Luis Torres has spent the majority of his time over the past two years at Print Barbershop — located in Arvada at 7674 Grandview Ave. Torres, owner of the barber shop, had to change his daily routine and the life he has known when COVID-19 swept the world and forced Print Barbershop to close for nearly two months along with other non-essential businesses in the state.

Colorado instituted a stay-at-home order in March that forced non-essential businesses to temporarily close. On May 8, Jefferson County, where Print Barbershop is located, lifted its stay-at-home order, paving the way for Torres to reopen his business.

He said when he received news that the state was forcing him to close, he had a few emotions going through his head. He knew the decision to close non-essential businesses was right, because it is what would keep everyone safe during a very uncertain time, Torres said.

“We didn’t know much about the virus, and I believe that the majority of us may have been in a little bit of fear, so I can’t say that all of us were in disagreement with the decision. My other feeling was nervousness,” said Torres. “We knew we were going to be closed for a month — but there was a feeling that (the stay-at-home order) would be extended either way. I was thinking a ton about the other barbers from the shop.”

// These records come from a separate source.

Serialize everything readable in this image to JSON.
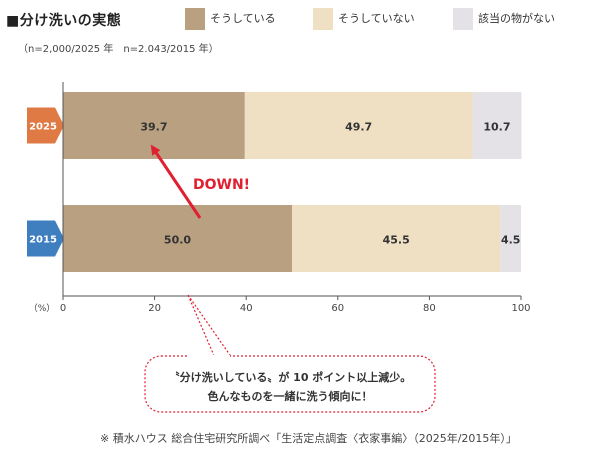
{
  "header": {
    "title": "■分け洗いの実態",
    "sample_note": "（n=2,000/2025 年　n=2.043/2015 年）"
  },
  "legend": [
    {
      "label": "そうしている",
      "color": "#b8a080"
    },
    {
      "label": "そうしていない",
      "color": "#efe0c4"
    },
    {
      "label": "該当の物がない",
      "color": "#e4e2e6"
    }
  ],
  "chart_data": {
    "type": "bar",
    "orientation": "horizontal",
    "stacked": true,
    "categories": [
      "2025",
      "2015"
    ],
    "category_colors": [
      "#e07a45",
      "#3f7fc0"
    ],
    "series": [
      {
        "name": "そうしている",
        "values": [
          39.7,
          50.0
        ],
        "labels": [
          "39.7",
          "50.0"
        ],
        "color": "#b8a080"
      },
      {
        "name": "そうしていない",
        "values": [
          49.7,
          45.5
        ],
        "labels": [
          "49.7",
          "45.5"
        ],
        "color": "#efe0c4"
      },
      {
        "name": "該当の物がない",
        "values": [
          10.7,
          4.5
        ],
        "labels": [
          "10.7",
          "4.5"
        ],
        "color": "#e4e2e6"
      }
    ],
    "xlim": [
      0,
      100
    ],
    "xticks": [
      0,
      20,
      40,
      60,
      80,
      100
    ],
    "xtick_labels": [
      "0",
      "20",
      "40",
      "60",
      "80",
      "100"
    ],
    "unit_label": "（%）",
    "annotation": "DOWN!",
    "annotation_color": "#e02030"
  },
  "callout": {
    "line1": "〝分け洗いしている〟が 10 ポイント以上減少。",
    "line2": "色んなものを一緒に洗う傾向に！"
  },
  "source": "※ 積水ハウス 総合住宅研究所調べ「生活定点調査〈衣家事編〉（2025年/2015年）」"
}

There are four barbers other than Torres that work at Print Barbershop, and to support them during the stay-at-home order, Torres sold T-shirts. He gave the profit he made from the T-shirts to his employees.

“We all have our families and our lives outside of the barber shop. So, there was a little bit of anxiousness just hoping that everyone would weather the storm,” said Torres.

Torres said the most difficult part about operating since the stay-at-home order was lifted is dealing with guidelines imposed by the state to stop the spread of the coronavirus. Print Barbershop’s employees are required to wear masks throughout the day and are not allowed to have any customers wait in its waiting area. Instead, Torres set up seating outside the barber shop. Additionally, Print Barbershop can only provide service by appointment only.

Torres said it is understandable that the state is requiring him and his employees to wear masks and admitted it gets hot wearing face coverings throughout the day.

“We really can’t complain at all, though. I’m happy to be able to have the shop open and operating,” said Torres. “Everyone is cutting full-time again and accommodating the neighborhood with some haircuts.”

Since it re-opened again, Print Barbershop has been busy, and Torres said business has been great. He said the only thing he has noticed between now and before the pandemic is that customers aren’t coming in as frequently. Torres said he is sure there are many people who still don’t feel comfortable going out yet, but he understands those who are being precautious.

“The amount of people we see per day is slightly lower than before the pandemic because we have to clean and disinfect a little more than usual. But like I said, it has been awesome to be back, and I find it very difficult to complain being on the other side of this,” said Torres.